Der Basis-Dreiklang unserer politischen Melodie lautet: Soziale Sicherheit, soziale Gerechtigkeit und sozialer Zusammenhalt. Dieser linke Kompass führt uns in die goldene Mitte der sächsischen Gesellschaft.
Das sieht man beim Schicksalsthema Energiewende an unserem Ausstiegsszenario bei der Braunkohle bis 2040 – damit liegen wir genau in der Mitte zwischen Grünen und SPD.
Sicherheit ist nicht nur eine soziale Frage: Wir wollen jedes Jahr 500 junge Polizistinnen und Polizisten einstellen, 200 mehr als bisher. In jedem Ort ab 5.000 Einwohner muss sich ein Tag und Nacht besetztes Polizeirevier befinden. Denn Sicherheit ist auch eine soziale Frage: Sicherheit darf nicht ein Privileg derer werden, die genug Geld haben, um sich in private Festungen zurückziehen zu können.

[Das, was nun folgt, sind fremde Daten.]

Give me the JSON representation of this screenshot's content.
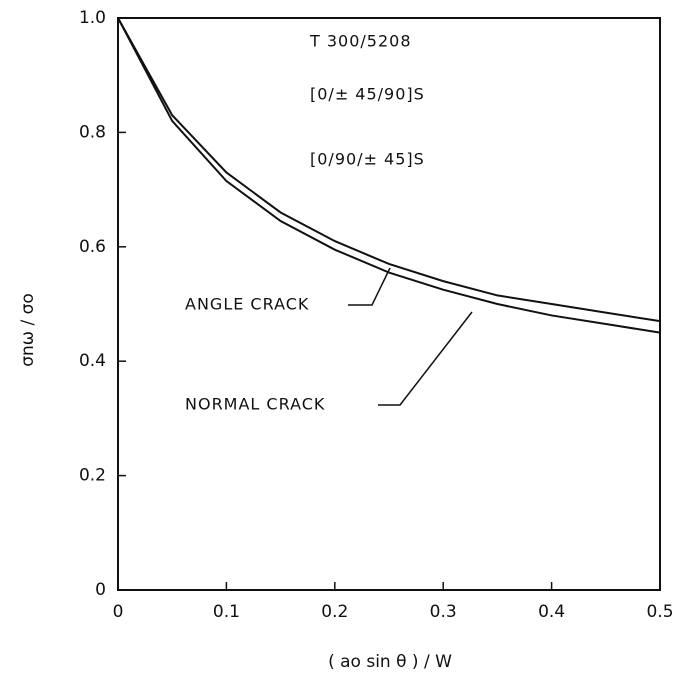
{
  "chart_data": {
    "type": "line",
    "x_label": "( ao sin θ ) / W",
    "y_label": "σnω / σo",
    "annotations": [
      "T 300/5208",
      "[0/± 45/90]S",
      "[0/90/± 45]S",
      "ANGLE CRACK",
      "NORMAL CRACK"
    ],
    "x": [
      0,
      0.05,
      0.1,
      0.15,
      0.2,
      0.25,
      0.3,
      0.35,
      0.4,
      0.45,
      0.5
    ],
    "series": [
      {
        "name": "ANGLE CRACK",
        "color": "#111111",
        "values": [
          1.0,
          0.83,
          0.73,
          0.66,
          0.61,
          0.57,
          0.54,
          0.515,
          0.5,
          0.485,
          0.47
        ]
      },
      {
        "name": "NORMAL CRACK",
        "color": "#111111",
        "values": [
          1.0,
          0.82,
          0.715,
          0.645,
          0.595,
          0.555,
          0.525,
          0.5,
          0.48,
          0.465,
          0.45
        ]
      }
    ],
    "xlim": [
      0,
      0.5
    ],
    "xticks": [
      0,
      0.1,
      0.2,
      0.3,
      0.4,
      0.5
    ],
    "ylim": [
      0,
      1
    ],
    "yticks": [
      0,
      0.2,
      0.4,
      0.6,
      0.8,
      {
        "value": 1,
        "label": "1.0"
      }
    ]
  }
}
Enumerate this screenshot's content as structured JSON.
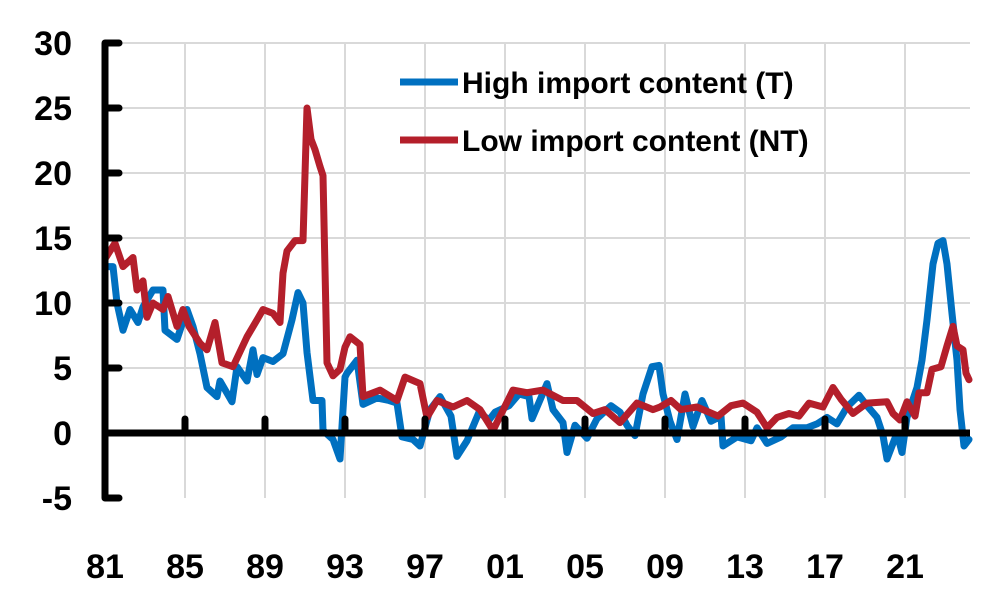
{
  "chart_data": {
    "type": "line",
    "title": "",
    "xlabel": "",
    "ylabel": "",
    "xlim": [
      1981,
      2024.3
    ],
    "ylim": [
      -5,
      30
    ],
    "y_ticks": [
      -5,
      0,
      5,
      10,
      15,
      20,
      25,
      30
    ],
    "x_ticks": [
      1981,
      1985,
      1989,
      1993,
      1997,
      2001,
      2005,
      2009,
      2013,
      2017,
      2021
    ],
    "x_tick_labels": [
      "81",
      "85",
      "89",
      "93",
      "97",
      "01",
      "05",
      "09",
      "13",
      "17",
      "21"
    ],
    "y_tick_labels": [
      "-5",
      "0",
      "5",
      "10",
      "15",
      "20",
      "25",
      "30"
    ],
    "grid": true,
    "legend_position": "top-right",
    "series": [
      {
        "name": "High import content (T)",
        "color": "#0070c0",
        "points": [
          [
            1981.0,
            12.8
          ],
          [
            1981.4,
            12.8
          ],
          [
            1981.6,
            10
          ],
          [
            1981.9,
            7.9
          ],
          [
            1982.25,
            9.5
          ],
          [
            1982.65,
            8.5
          ],
          [
            1982.9,
            9.7
          ],
          [
            1983.4,
            11
          ],
          [
            1983.9,
            11
          ],
          [
            1984.0,
            7.9
          ],
          [
            1984.6,
            7.2
          ],
          [
            1985.1,
            9.5
          ],
          [
            1985.4,
            8.2
          ],
          [
            1985.75,
            6.1
          ],
          [
            1986.1,
            3.5
          ],
          [
            1986.6,
            2.8
          ],
          [
            1986.75,
            4
          ],
          [
            1987.35,
            2.4
          ],
          [
            1987.6,
            5.1
          ],
          [
            1988.1,
            4
          ],
          [
            1988.4,
            6.4
          ],
          [
            1988.6,
            4.5
          ],
          [
            1988.9,
            5.8
          ],
          [
            1989.4,
            5.5
          ],
          [
            1989.9,
            6.1
          ],
          [
            1990.35,
            8.7
          ],
          [
            1990.65,
            10.8
          ],
          [
            1990.9,
            10
          ],
          [
            1991.1,
            6.2
          ],
          [
            1991.4,
            2.5
          ],
          [
            1991.85,
            2.5
          ],
          [
            1991.9,
            0.2
          ],
          [
            1992.4,
            -0.5
          ],
          [
            1992.75,
            -2
          ],
          [
            1993.0,
            4.3
          ],
          [
            1993.1,
            4.6
          ],
          [
            1993.6,
            5.6
          ],
          [
            1993.9,
            2.2
          ],
          [
            1994.6,
            2.7
          ],
          [
            1995.2,
            2.5
          ],
          [
            1995.6,
            2.3
          ],
          [
            1995.85,
            -0.3
          ],
          [
            1996.4,
            -0.5
          ],
          [
            1996.75,
            -1
          ],
          [
            1997.25,
            1.8
          ],
          [
            1997.75,
            2.8
          ],
          [
            1998.3,
            1.3
          ],
          [
            1998.6,
            -1.8
          ],
          [
            1999.1,
            -0.6
          ],
          [
            1999.7,
            1.6
          ],
          [
            2000.2,
            1
          ],
          [
            2000.5,
            1.6
          ],
          [
            2001.2,
            2.1
          ],
          [
            2001.7,
            3
          ],
          [
            2002.2,
            2.8
          ],
          [
            2002.35,
            1.1
          ],
          [
            2003.1,
            3.8
          ],
          [
            2003.4,
            1.8
          ],
          [
            2003.9,
            0.8
          ],
          [
            2004.1,
            -1.5
          ],
          [
            2004.5,
            0.6
          ],
          [
            2005.1,
            -0.4
          ],
          [
            2005.6,
            1.1
          ],
          [
            2006.3,
            2.1
          ],
          [
            2006.75,
            1.6
          ],
          [
            2007.1,
            0.6
          ],
          [
            2007.5,
            -0.2
          ],
          [
            2007.9,
            3
          ],
          [
            2008.35,
            5.1
          ],
          [
            2008.7,
            5.2
          ],
          [
            2008.9,
            3
          ],
          [
            2009.25,
            0.9
          ],
          [
            2009.6,
            -0.5
          ],
          [
            2010.0,
            3
          ],
          [
            2010.4,
            0.5
          ],
          [
            2010.85,
            2.5
          ],
          [
            2011.3,
            0.9
          ],
          [
            2011.8,
            1.3
          ],
          [
            2011.9,
            -1
          ],
          [
            2012.6,
            -0.3
          ],
          [
            2013.3,
            -0.6
          ],
          [
            2013.6,
            0.4
          ],
          [
            2014.1,
            -0.8
          ],
          [
            2014.8,
            -0.3
          ],
          [
            2015.4,
            0.4
          ],
          [
            2016.1,
            0.4
          ],
          [
            2016.6,
            0.7
          ],
          [
            2017.1,
            1.2
          ],
          [
            2017.6,
            0.7
          ],
          [
            2018.1,
            2
          ],
          [
            2018.7,
            2.9
          ],
          [
            2019.1,
            2.1
          ],
          [
            2019.6,
            1.2
          ],
          [
            2019.9,
            -0.2
          ],
          [
            2020.1,
            -2
          ],
          [
            2020.6,
            0
          ],
          [
            2020.85,
            -1.5
          ],
          [
            2021.1,
            1.2
          ],
          [
            2021.6,
            3.5
          ],
          [
            2021.85,
            5.6
          ],
          [
            2022.1,
            8.7
          ],
          [
            2022.4,
            13
          ],
          [
            2022.65,
            14.6
          ],
          [
            2022.9,
            14.8
          ],
          [
            2023.1,
            13
          ],
          [
            2023.35,
            9.2
          ],
          [
            2023.6,
            5.6
          ],
          [
            2023.75,
            1.8
          ],
          [
            2023.95,
            -1
          ],
          [
            2024.2,
            -0.5
          ]
        ]
      },
      {
        "name": "Low import content (NT)",
        "color": "#b41f2b",
        "points": [
          [
            1981.0,
            13.4
          ],
          [
            1981.5,
            14.6
          ],
          [
            1981.9,
            12.8
          ],
          [
            1982.4,
            13.5
          ],
          [
            1982.6,
            11
          ],
          [
            1982.9,
            11.7
          ],
          [
            1983.1,
            8.9
          ],
          [
            1983.4,
            10
          ],
          [
            1983.9,
            9.5
          ],
          [
            1984.15,
            10.5
          ],
          [
            1984.6,
            8.2
          ],
          [
            1984.9,
            9.5
          ],
          [
            1985.2,
            8.2
          ],
          [
            1985.75,
            6.9
          ],
          [
            1986.1,
            6.4
          ],
          [
            1986.5,
            8.5
          ],
          [
            1986.85,
            5.4
          ],
          [
            1987.4,
            5.1
          ],
          [
            1988.1,
            7.4
          ],
          [
            1988.6,
            8.7
          ],
          [
            1988.9,
            9.5
          ],
          [
            1989.4,
            9.2
          ],
          [
            1989.75,
            8.5
          ],
          [
            1989.9,
            12.3
          ],
          [
            1990.1,
            14
          ],
          [
            1990.5,
            14.8
          ],
          [
            1990.9,
            14.8
          ],
          [
            1991.1,
            25
          ],
          [
            1991.3,
            22.6
          ],
          [
            1991.5,
            21.8
          ],
          [
            1991.75,
            20.5
          ],
          [
            1991.9,
            19.8
          ],
          [
            1992.1,
            5.4
          ],
          [
            1992.4,
            4.4
          ],
          [
            1992.75,
            4.9
          ],
          [
            1993.0,
            6.6
          ],
          [
            1993.25,
            7.4
          ],
          [
            1993.75,
            6.8
          ],
          [
            1993.9,
            2.8
          ],
          [
            1994.75,
            3.3
          ],
          [
            1995.6,
            2.5
          ],
          [
            1996.0,
            4.3
          ],
          [
            1996.75,
            3.8
          ],
          [
            1997.1,
            1.2
          ],
          [
            1997.6,
            2.5
          ],
          [
            1998.4,
            2
          ],
          [
            1999.1,
            2.5
          ],
          [
            1999.75,
            1.8
          ],
          [
            2000.4,
            0.2
          ],
          [
            2001.4,
            3.3
          ],
          [
            2002.1,
            3.1
          ],
          [
            2002.9,
            3.3
          ],
          [
            2003.9,
            2.5
          ],
          [
            2004.6,
            2.5
          ],
          [
            2005.4,
            1.5
          ],
          [
            2006.0,
            1.8
          ],
          [
            2006.75,
            0.8
          ],
          [
            2007.6,
            2.3
          ],
          [
            2008.4,
            1.8
          ],
          [
            2008.75,
            2
          ],
          [
            2009.3,
            2.5
          ],
          [
            2009.8,
            1.8
          ],
          [
            2010.6,
            2
          ],
          [
            2011.65,
            1.3
          ],
          [
            2012.3,
            2.1
          ],
          [
            2012.9,
            2.3
          ],
          [
            2013.6,
            1.6
          ],
          [
            2014.1,
            0.4
          ],
          [
            2014.6,
            1.2
          ],
          [
            2015.2,
            1.5
          ],
          [
            2015.7,
            1.3
          ],
          [
            2016.2,
            2.3
          ],
          [
            2016.9,
            2
          ],
          [
            2017.4,
            3.5
          ],
          [
            2017.8,
            2.6
          ],
          [
            2018.4,
            1.5
          ],
          [
            2019.1,
            2.3
          ],
          [
            2020.1,
            2.4
          ],
          [
            2020.4,
            1.5
          ],
          [
            2020.75,
            1
          ],
          [
            2021.1,
            2.4
          ],
          [
            2021.5,
            1.3
          ],
          [
            2021.7,
            3.1
          ],
          [
            2022.1,
            3.1
          ],
          [
            2022.35,
            4.9
          ],
          [
            2022.8,
            5.1
          ],
          [
            2023.1,
            6.7
          ],
          [
            2023.4,
            8.2
          ],
          [
            2023.6,
            6.7
          ],
          [
            2023.9,
            6.4
          ],
          [
            2024.05,
            4.6
          ],
          [
            2024.2,
            4.1
          ]
        ]
      }
    ]
  }
}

LINKE mögen nicht abstrakt das Land, sondern konkret die Menschen, die das Land beleben. Das unterscheidet uns von der konservativen Konkurrenz. Deshalb wollen wir auch ein besonderes Fachkräfteprogramm auflegen – weil es sich in einem Land mit vielen klugen Köpfen besser lebt. Wobei es dann wurscht ist, ob ein kluger Kopf aus Annaberg-Buchholz, Stuttgart oder Bangalore kommt.
Soziales und Wirtschaft sind zwei Seiten derselben Medaille. Nur zusammen machen sie die Medaille wertbeständig. Soviel Weisheit möchten wir uns in einem Land mit großer Silberbergbau-Vergangenheit schon erlauben. Im Übrigen ist ja auch die älteste Sozialversicherung der Welt, die Knappschaft, eine Erfindung sächsischer Wirtschaft!
Wir sächsische LINKE sind also zugleich politische Sozialversicherung und wirtschaftlicher Innovationsmotor. Da wir nicht neunmalklug, sondern neugierig sind, haben wir Sie zum lockeren Gespräch in diese sonnendurchfluteten Hallen eingeladen. Musikalisch begleitet uns „Placebo Flamingo“, die ich hier noch einmal herzlich begrüßen möchte!
Kulinarisch erwarten uns länderübergreifend, also ganz europäisch sächsisch-böhmische Köstlichkeiten. Mehr zum Thema Europa hören Sie von mir nicht – das als Entwarnung all denen, die fürchten, dass der Gebhardt nun nach der Landespolitik noch die Europapolitik abarbeitet. Das ist nicht nötig.
Denn wir haben als Gast Gregor Gysi. Er wird uns nicht nur Europa erklären, sondern auch Deutschland und die Welt. Wir sind glücklich, dass es uns gelungen ist, den Oppositionsführer des Deutschen Bundestages trotz seiner besonderen Anspannung in diesen weltpolitisch bewegten Tagen zu einem Ausflug nach Dresden zu verführen. Unser sächsischer Charme wirkt eben bis nach Berlin! In diesem Sinne – lassen Sie es sich heute mit uns gut gehen! Auf den schönen Frühling, das bessere Leben und die große Liebe, die ich allen hier im Raume wünsche. Glück auf!